The move came in response to a mass shooting in Gilroy during its annual garlic festival last month, where a gunman killed three people and injured at least a dozen others with an assault rifle banned in California but legally sold in Nevada.
In a written statement to KQED Thursday, Frierson indicated that he will not attend a summit with California legislators, while supporting the idea of working with other states on gun violence legislation.
"While I will leave it to California leaders to participate in their summit," he said, "I do welcome collaboration on gun safety issues with colleagues from other states."
Frierson did not respond to further requests asking to clarify whether he was outright rejecting the offer.
His full statement to KQED reads:
I am proud of the work we did in 2019 session to address gun safety, including finally getting background checks on all gun sales, extreme risk protection orders, and more regulations around safely storing fire arms. I remain engaged with Nevadans on issued related to gun safety and recognize I am ultimately accountable to Nevada voters. Sadly gun violence is an epidemic across the country and I believe the best way to ensure we are fully addressing this as a country is by addressing it holistically at the local, state and federal level. While I will leave it to California leaders to participate in their summit, I do welcome collaboration on gun safety issues with colleagues from other states. When we reconvene as a legislature in 2021, I am confident we will be equipped to do advance legislation that reflects the support of Nevadans.

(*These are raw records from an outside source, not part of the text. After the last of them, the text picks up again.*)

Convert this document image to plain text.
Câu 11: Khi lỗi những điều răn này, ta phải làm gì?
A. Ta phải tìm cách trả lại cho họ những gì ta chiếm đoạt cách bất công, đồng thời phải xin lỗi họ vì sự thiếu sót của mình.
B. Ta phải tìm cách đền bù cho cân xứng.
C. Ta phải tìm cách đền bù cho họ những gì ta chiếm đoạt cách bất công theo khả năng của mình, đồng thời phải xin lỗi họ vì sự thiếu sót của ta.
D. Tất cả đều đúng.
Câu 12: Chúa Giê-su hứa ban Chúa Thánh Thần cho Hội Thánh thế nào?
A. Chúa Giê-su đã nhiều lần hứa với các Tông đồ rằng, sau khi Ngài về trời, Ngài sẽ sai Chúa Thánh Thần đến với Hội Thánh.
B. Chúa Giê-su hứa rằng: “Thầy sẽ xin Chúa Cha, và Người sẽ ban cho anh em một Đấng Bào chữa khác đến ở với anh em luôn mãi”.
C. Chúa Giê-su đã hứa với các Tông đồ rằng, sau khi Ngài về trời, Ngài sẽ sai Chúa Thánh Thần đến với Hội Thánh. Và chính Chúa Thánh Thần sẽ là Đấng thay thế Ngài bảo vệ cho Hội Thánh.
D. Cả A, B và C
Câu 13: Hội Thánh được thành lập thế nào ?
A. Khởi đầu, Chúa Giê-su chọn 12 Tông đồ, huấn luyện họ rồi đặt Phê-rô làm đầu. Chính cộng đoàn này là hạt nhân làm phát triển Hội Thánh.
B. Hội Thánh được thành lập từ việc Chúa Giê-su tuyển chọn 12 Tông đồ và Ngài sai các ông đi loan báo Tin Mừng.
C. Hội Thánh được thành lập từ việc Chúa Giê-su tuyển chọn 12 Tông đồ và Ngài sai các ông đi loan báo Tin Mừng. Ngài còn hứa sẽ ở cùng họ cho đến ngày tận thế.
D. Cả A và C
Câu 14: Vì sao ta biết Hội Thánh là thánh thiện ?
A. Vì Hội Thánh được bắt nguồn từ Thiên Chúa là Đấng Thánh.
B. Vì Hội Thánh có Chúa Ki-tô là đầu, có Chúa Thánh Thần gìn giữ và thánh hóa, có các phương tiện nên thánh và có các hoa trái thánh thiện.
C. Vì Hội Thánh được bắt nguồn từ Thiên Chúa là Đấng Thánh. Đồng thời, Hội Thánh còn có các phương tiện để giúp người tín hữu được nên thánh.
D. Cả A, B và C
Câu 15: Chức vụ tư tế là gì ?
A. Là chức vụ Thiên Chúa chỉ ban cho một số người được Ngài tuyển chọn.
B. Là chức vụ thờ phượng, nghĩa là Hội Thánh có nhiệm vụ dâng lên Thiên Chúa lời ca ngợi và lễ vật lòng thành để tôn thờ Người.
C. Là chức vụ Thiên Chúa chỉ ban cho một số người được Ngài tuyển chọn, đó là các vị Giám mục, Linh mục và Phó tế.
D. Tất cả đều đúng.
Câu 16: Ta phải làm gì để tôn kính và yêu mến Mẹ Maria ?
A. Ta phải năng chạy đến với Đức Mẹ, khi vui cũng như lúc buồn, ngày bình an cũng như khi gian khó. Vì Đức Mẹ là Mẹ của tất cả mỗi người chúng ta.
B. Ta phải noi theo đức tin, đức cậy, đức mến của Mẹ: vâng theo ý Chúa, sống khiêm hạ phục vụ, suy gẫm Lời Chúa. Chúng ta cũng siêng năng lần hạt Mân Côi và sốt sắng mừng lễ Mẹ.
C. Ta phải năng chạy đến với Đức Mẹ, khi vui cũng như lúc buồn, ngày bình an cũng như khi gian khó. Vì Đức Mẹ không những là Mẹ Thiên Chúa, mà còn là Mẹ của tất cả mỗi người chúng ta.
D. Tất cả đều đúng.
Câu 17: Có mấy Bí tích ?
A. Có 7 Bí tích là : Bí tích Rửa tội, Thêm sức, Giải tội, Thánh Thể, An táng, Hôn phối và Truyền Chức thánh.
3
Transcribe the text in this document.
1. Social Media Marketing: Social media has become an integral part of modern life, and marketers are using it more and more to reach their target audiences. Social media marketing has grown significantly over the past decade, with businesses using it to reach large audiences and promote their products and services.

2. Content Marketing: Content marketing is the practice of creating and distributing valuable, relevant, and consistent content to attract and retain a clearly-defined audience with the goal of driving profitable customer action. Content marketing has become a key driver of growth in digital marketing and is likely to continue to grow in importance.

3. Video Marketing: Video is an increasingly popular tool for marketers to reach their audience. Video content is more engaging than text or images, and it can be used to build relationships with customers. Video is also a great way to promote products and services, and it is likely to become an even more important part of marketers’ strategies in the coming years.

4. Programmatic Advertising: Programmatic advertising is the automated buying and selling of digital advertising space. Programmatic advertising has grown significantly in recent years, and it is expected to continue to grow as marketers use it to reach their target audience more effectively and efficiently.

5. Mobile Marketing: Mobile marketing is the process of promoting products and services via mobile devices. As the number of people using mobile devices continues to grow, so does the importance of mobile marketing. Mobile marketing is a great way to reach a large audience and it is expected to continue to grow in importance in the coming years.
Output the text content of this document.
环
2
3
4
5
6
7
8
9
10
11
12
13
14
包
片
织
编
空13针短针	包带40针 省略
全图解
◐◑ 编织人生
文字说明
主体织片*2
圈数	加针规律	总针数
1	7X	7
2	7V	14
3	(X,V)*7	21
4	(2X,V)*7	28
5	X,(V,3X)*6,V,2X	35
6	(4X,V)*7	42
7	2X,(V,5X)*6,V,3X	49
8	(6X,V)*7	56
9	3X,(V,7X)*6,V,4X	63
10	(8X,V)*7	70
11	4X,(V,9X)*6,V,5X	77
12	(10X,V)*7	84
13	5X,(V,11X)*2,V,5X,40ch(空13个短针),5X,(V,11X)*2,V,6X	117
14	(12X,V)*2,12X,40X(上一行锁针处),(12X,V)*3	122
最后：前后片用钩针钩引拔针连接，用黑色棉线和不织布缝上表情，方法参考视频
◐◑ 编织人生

California remains one of the toughest states in the nation to procure a firearm, but the letter notes that the July 28 mass shooting in Gilroy, whose victims included a 6-year-old boy and a 13-year-old girl, shed light on potential weaknesses, such as guns flowing in from neighboring states.
"While California has enacted numerous gun safety measures," it reads, "this tragedy underscores the need for California to work closely with neighboring states to close loopholes and advance common sense gun safety measures."